La resistencia al cambio es natural. Es el cerebro diciéndote: «Esto es nuevo y me da miedo». En la agroindustria, por ejemplo, vi cómo un nuevo sistema de trazabilidad fallaba porque el operario de campo prefería anotar a mano en su libreta, la costumbre de años.
Dejar el «Siempre se ha Hecho Así»
Este es el virus que mata cualquier mejora de procesos. Cuando alguien dice «Siempre se ha hecho así», no está defendiendo la eficiencia; está defendiendo su zona de confort. Nuestro rol individual es cuestionar amablemente esa frase.
- Acción de cambio personal: Pregúntate: «¿Qué pasaría si hago este paso de otra forma?»
- Ejemplo: Si tu proceso para aprobar una factura es enviarla a tres correos, el cambio es dejar de usar el tercer correo si el nuevo sistema solo pide dos validaciones. Es un pequeño ajuste que tiene un impacto gigante.
La Sencillez de la Documentación: Tu Rol como Reportero
Uno de los mayores obstáculos para mejorar un proceso es que nadie sabe realmente cómo se hace. La documentación existe en la cabeza de las personas más antiguas o en hojas de cálculo olvidadas.

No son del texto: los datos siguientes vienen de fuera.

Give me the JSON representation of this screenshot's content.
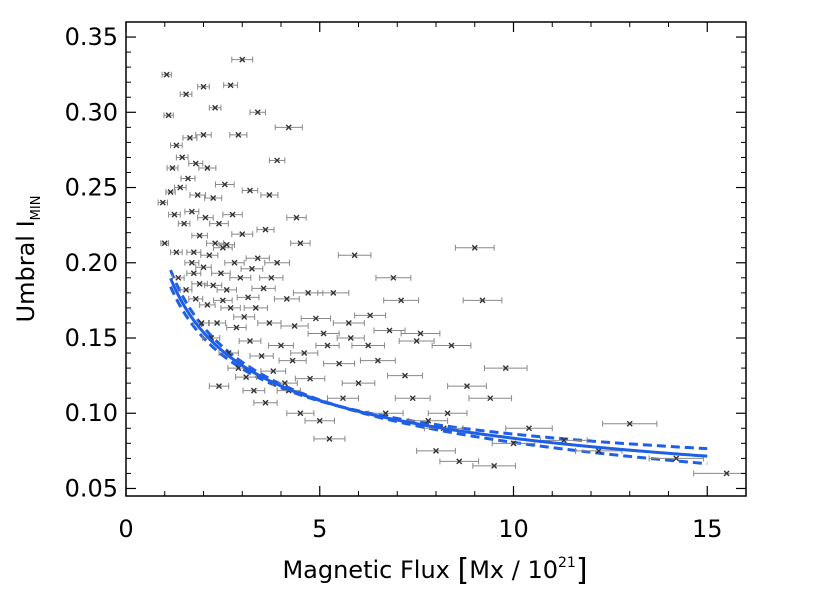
{
  "chart_data": {
    "type": "scatter",
    "title": "",
    "xlabel_main": "Magnetic Flux ",
    "xlabel_unit": "Mx / 10",
    "xlabel_sup": "21",
    "ylabel_main": "Umbral I",
    "ylabel_sub": "MIN",
    "xlim": [
      0,
      16
    ],
    "ylim": [
      0.045,
      0.36
    ],
    "xticks": [
      0,
      5,
      10,
      15
    ],
    "xtick_labels": [
      "0",
      "5",
      "10",
      "15"
    ],
    "yticks": [
      0.05,
      0.1,
      0.15,
      0.2,
      0.25,
      0.3,
      0.35
    ],
    "ytick_labels": [
      "0.05",
      "0.10",
      "0.15",
      "0.20",
      "0.25",
      "0.30",
      "0.35"
    ],
    "fit": {
      "model": "power_law",
      "a": 0.2,
      "b": -0.38,
      "x_range": [
        1.15,
        15.0
      ]
    },
    "confidence_band": {
      "scale_upper": [
        [
          1.0,
          1.03
        ],
        [
          5.5,
          1.0
        ],
        [
          15.0,
          1.07
        ]
      ],
      "scale_lower": [
        [
          1.0,
          0.97
        ],
        [
          5.5,
          1.0
        ],
        [
          15.0,
          0.93
        ]
      ]
    },
    "colors": {
      "fit": "#1f5fe8",
      "points": "#333333",
      "errorbar": "#888888"
    },
    "points": [
      [
        0.95,
        0.24,
        0.12
      ],
      [
        1.0,
        0.213,
        0.1
      ],
      [
        1.05,
        0.325,
        0.12
      ],
      [
        1.1,
        0.298,
        0.12
      ],
      [
        1.15,
        0.247,
        0.12
      ],
      [
        1.2,
        0.263,
        0.14
      ],
      [
        1.25,
        0.232,
        0.15
      ],
      [
        1.3,
        0.278,
        0.15
      ],
      [
        1.3,
        0.207,
        0.15
      ],
      [
        1.35,
        0.19,
        0.15
      ],
      [
        1.4,
        0.25,
        0.15
      ],
      [
        1.45,
        0.27,
        0.15
      ],
      [
        1.5,
        0.226,
        0.15
      ],
      [
        1.55,
        0.312,
        0.15
      ],
      [
        1.55,
        0.182,
        0.15
      ],
      [
        1.6,
        0.256,
        0.18
      ],
      [
        1.65,
        0.283,
        0.18
      ],
      [
        1.7,
        0.234,
        0.18
      ],
      [
        1.7,
        0.2,
        0.18
      ],
      [
        1.75,
        0.193,
        0.18
      ],
      [
        1.8,
        0.266,
        0.18
      ],
      [
        1.8,
        0.176,
        0.18
      ],
      [
        1.85,
        0.245,
        0.2
      ],
      [
        1.9,
        0.218,
        0.2
      ],
      [
        1.9,
        0.186,
        0.2
      ],
      [
        1.95,
        0.16,
        0.2
      ],
      [
        2.0,
        0.285,
        0.2
      ],
      [
        2.0,
        0.197,
        0.2
      ],
      [
        2.05,
        0.23,
        0.2
      ],
      [
        2.1,
        0.172,
        0.2
      ],
      [
        2.1,
        0.263,
        0.22
      ],
      [
        2.15,
        0.205,
        0.22
      ],
      [
        2.2,
        0.15,
        0.22
      ],
      [
        2.25,
        0.243,
        0.22
      ],
      [
        2.25,
        0.185,
        0.22
      ],
      [
        2.3,
        0.213,
        0.22
      ],
      [
        2.35,
        0.16,
        0.22
      ],
      [
        2.4,
        0.226,
        0.24
      ],
      [
        2.45,
        0.193,
        0.24
      ],
      [
        2.5,
        0.175,
        0.24
      ],
      [
        2.5,
        0.21,
        0.24
      ],
      [
        2.55,
        0.252,
        0.24
      ],
      [
        2.6,
        0.182,
        0.25
      ],
      [
        2.65,
        0.14,
        0.25
      ],
      [
        2.7,
        0.17,
        0.25
      ],
      [
        2.75,
        0.232,
        0.25
      ],
      [
        2.8,
        0.2,
        0.25
      ],
      [
        2.85,
        0.157,
        0.25
      ],
      [
        2.9,
        0.13,
        0.27
      ],
      [
        2.95,
        0.19,
        0.27
      ],
      [
        3.0,
        0.335,
        0.27
      ],
      [
        3.0,
        0.219,
        0.27
      ],
      [
        3.05,
        0.164,
        0.27
      ],
      [
        3.1,
        0.124,
        0.27
      ],
      [
        3.15,
        0.177,
        0.28
      ],
      [
        3.2,
        0.148,
        0.28
      ],
      [
        3.25,
        0.196,
        0.28
      ],
      [
        3.3,
        0.115,
        0.28
      ],
      [
        3.35,
        0.17,
        0.3
      ],
      [
        3.4,
        0.203,
        0.3
      ],
      [
        3.5,
        0.138,
        0.3
      ],
      [
        3.55,
        0.183,
        0.3
      ],
      [
        3.6,
        0.107,
        0.3
      ],
      [
        3.7,
        0.16,
        0.3
      ],
      [
        3.75,
        0.19,
        0.3
      ],
      [
        3.8,
        0.128,
        0.32
      ],
      [
        3.9,
        0.2,
        0.32
      ],
      [
        4.0,
        0.145,
        0.32
      ],
      [
        4.1,
        0.12,
        0.32
      ],
      [
        4.15,
        0.176,
        0.32
      ],
      [
        4.2,
        0.29,
        0.35
      ],
      [
        4.3,
        0.135,
        0.35
      ],
      [
        4.35,
        0.158,
        0.35
      ],
      [
        4.5,
        0.1,
        0.35
      ],
      [
        4.6,
        0.14,
        0.35
      ],
      [
        4.7,
        0.18,
        0.38
      ],
      [
        4.75,
        0.123,
        0.38
      ],
      [
        4.9,
        0.163,
        0.38
      ],
      [
        5.0,
        0.095,
        0.38
      ],
      [
        5.1,
        0.153,
        0.4
      ],
      [
        5.25,
        0.083,
        0.4
      ],
      [
        5.35,
        0.18,
        0.4
      ],
      [
        5.5,
        0.133,
        0.4
      ],
      [
        5.6,
        0.11,
        0.4
      ],
      [
        5.75,
        0.16,
        0.4
      ],
      [
        5.9,
        0.205,
        0.42
      ],
      [
        6.0,
        0.12,
        0.42
      ],
      [
        6.25,
        0.145,
        0.42
      ],
      [
        6.5,
        0.135,
        0.45
      ],
      [
        6.7,
        0.1,
        0.45
      ],
      [
        6.9,
        0.19,
        0.45
      ],
      [
        7.1,
        0.175,
        0.45
      ],
      [
        7.2,
        0.125,
        0.45
      ],
      [
        7.4,
        0.11,
        0.45
      ],
      [
        7.6,
        0.153,
        0.5
      ],
      [
        7.8,
        0.095,
        0.5
      ],
      [
        8.0,
        0.075,
        0.5
      ],
      [
        8.2,
        0.09,
        0.5
      ],
      [
        8.4,
        0.145,
        0.5
      ],
      [
        8.6,
        0.068,
        0.5
      ],
      [
        8.8,
        0.118,
        0.5
      ],
      [
        9.0,
        0.21,
        0.5
      ],
      [
        9.2,
        0.175,
        0.5
      ],
      [
        9.4,
        0.11,
        0.55
      ],
      [
        9.5,
        0.065,
        0.55
      ],
      [
        9.8,
        0.13,
        0.55
      ],
      [
        10.0,
        0.08,
        0.55
      ],
      [
        10.4,
        0.09,
        0.6
      ],
      [
        11.3,
        0.082,
        0.6
      ],
      [
        12.2,
        0.075,
        0.6
      ],
      [
        13.0,
        0.093,
        0.7
      ],
      [
        14.2,
        0.07,
        0.7
      ],
      [
        15.5,
        0.06,
        0.85
      ],
      [
        2.3,
        0.303,
        0.15
      ],
      [
        2.0,
        0.317,
        0.15
      ],
      [
        2.7,
        0.318,
        0.18
      ],
      [
        3.4,
        0.3,
        0.2
      ],
      [
        3.9,
        0.268,
        0.2
      ],
      [
        2.9,
        0.285,
        0.22
      ],
      [
        3.6,
        0.222,
        0.22
      ],
      [
        4.5,
        0.213,
        0.25
      ],
      [
        2.4,
        0.118,
        0.25
      ],
      [
        5.2,
        0.145,
        0.3
      ],
      [
        4.4,
        0.23,
        0.25
      ],
      [
        6.3,
        0.165,
        0.4
      ],
      [
        6.8,
        0.155,
        0.4
      ],
      [
        7.5,
        0.148,
        0.45
      ],
      [
        8.3,
        0.1,
        0.5
      ],
      [
        5.8,
        0.15,
        0.35
      ],
      [
        4.2,
        0.115,
        0.3
      ],
      [
        3.7,
        0.245,
        0.22
      ],
      [
        3.2,
        0.248,
        0.2
      ],
      [
        2.6,
        0.212,
        0.2
      ],
      [
        1.75,
        0.207,
        0.18
      ]
    ]
  }
}
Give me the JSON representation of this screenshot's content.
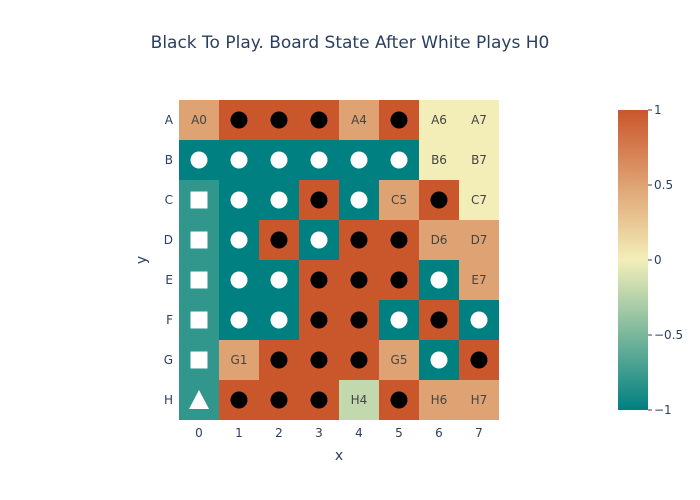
{
  "chart_data": {
    "type": "heatmap",
    "title": "Black To Play. Board State After White Plays H0",
    "xlabel": "x",
    "ylabel": "y",
    "x": [
      "0",
      "1",
      "2",
      "3",
      "4",
      "5",
      "6",
      "7"
    ],
    "y": [
      "A",
      "B",
      "C",
      "D",
      "E",
      "F",
      "G",
      "H"
    ],
    "colorscale": [
      "#008080",
      "#f3eeb8",
      "#ca562c"
    ],
    "colorbar": {
      "range": [
        -1,
        1
      ],
      "ticks": [
        "1",
        "0.5",
        "0",
        "−0.5",
        "−1"
      ]
    },
    "z": [
      [
        0.5,
        1,
        1,
        1,
        0.5,
        1,
        0,
        0
      ],
      [
        -1,
        -1,
        -1,
        -1,
        -1,
        -1,
        0,
        0
      ],
      [
        -0.8,
        -1,
        -1,
        1,
        -1,
        0.5,
        1,
        0
      ],
      [
        -0.8,
        -1,
        1,
        -1,
        1,
        1,
        0.5,
        0.5
      ],
      [
        -0.8,
        -1,
        -1,
        1,
        1,
        1,
        -1,
        0.5
      ],
      [
        -0.8,
        -1,
        -1,
        1,
        1,
        -1,
        1,
        -1
      ],
      [
        -0.8,
        0.5,
        1,
        1,
        1,
        0.5,
        -1,
        1
      ],
      [
        -0.8,
        1,
        1,
        1,
        -0.2,
        1,
        0.5,
        0.5
      ]
    ],
    "stones": [
      [
        "",
        "black",
        "black",
        "black",
        "",
        "black",
        "",
        ""
      ],
      [
        "white",
        "white",
        "white",
        "white",
        "white",
        "white",
        "",
        ""
      ],
      [
        "square",
        "white",
        "white",
        "black",
        "white",
        "",
        "black",
        ""
      ],
      [
        "square",
        "white",
        "black",
        "white",
        "black",
        "black",
        "",
        ""
      ],
      [
        "square",
        "white",
        "white",
        "black",
        "black",
        "black",
        "white",
        ""
      ],
      [
        "square",
        "white",
        "white",
        "black",
        "black",
        "white",
        "black",
        "white"
      ],
      [
        "square",
        "",
        "black",
        "black",
        "black",
        "",
        "white",
        "black"
      ],
      [
        "triangle",
        "black",
        "black",
        "black",
        "",
        "black",
        "",
        ""
      ]
    ],
    "labels": [
      [
        "A0",
        "",
        "",
        "",
        "A4",
        "",
        "A6",
        "A7"
      ],
      [
        "",
        "",
        "",
        "",
        "",
        "",
        "B6",
        "B7"
      ],
      [
        "",
        "",
        "",
        "",
        "",
        "C5",
        "",
        "C7"
      ],
      [
        "",
        "",
        "",
        "",
        "",
        "",
        "D6",
        "D7"
      ],
      [
        "",
        "",
        "",
        "",
        "",
        "",
        "",
        "E7"
      ],
      [
        "",
        "",
        "",
        "",
        "",
        "",
        "",
        ""
      ],
      [
        "",
        "G1",
        "",
        "",
        "",
        "G5",
        "",
        ""
      ],
      [
        "",
        "",
        "",
        "",
        "H4",
        "",
        "H6",
        "H7"
      ]
    ]
  }
}
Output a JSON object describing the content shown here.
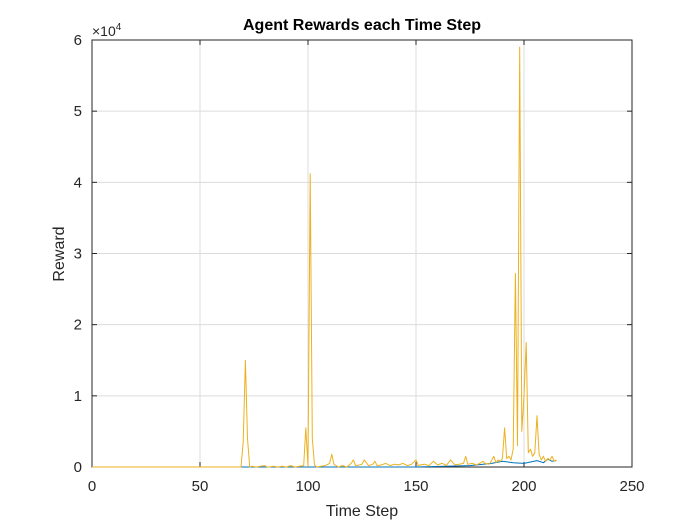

Si quieres ser un agente de cambio en los procesos, no tienes que esperar a un proyecto formal: documéntalo tú mismo.
- Paso 1: Observa y Anota. Si vas a la bodega, mira cómo se recibe la mercancía. Anota los pasos, los tiempos y los puntos de dolor (las cosas que causan errores o retrasos).
- Paso 2: Haz un «Cómo-Se-Hace» simple. Usa un lenguaje simple (no de ingeniero) para describir el proceso. Una lista de 5 a 10 pasos es suficiente para empezar.
- Paso 3: Compártelo y Valídalo. Muéstraselo al compañero que hace la tarea. «Oye, ¿es este el proceso que haces?» Esta validación es crucial y te da autoridad informal para sugerir mejoras.
No necesitamos un Visio o un BPMN complejo. Necesitamos un documento honesto y sencillo que refleje la realidad. Ahí es donde tu experiencia se vuelve oro.
Liderar el Cambio sin Ser Gerente
He aprendido que el verdadero liderazgo en los procesos no está en el título, sino en la actitud de mejora continua. Si ves un cuello de botella, un error recurrente, o una tarea que se puede automatizar con una simple macro o un script de Excel, ¡propón el cambio!
El cambio es incómodo al principio, caótico a la mitad, y maravilloso al final. Pero, de nuevo, la chispa inicial es tu decisión de dejar de quejarte de «lo mal que está el proceso» y empezar a preguntar: «¿Qué puedo hacer yo hoy para que sea un 1% mejor?»
La próxima vez que te pidan cambiar una rutina, recuerda: el cambio empieza por el software que tenemos entre las orejas.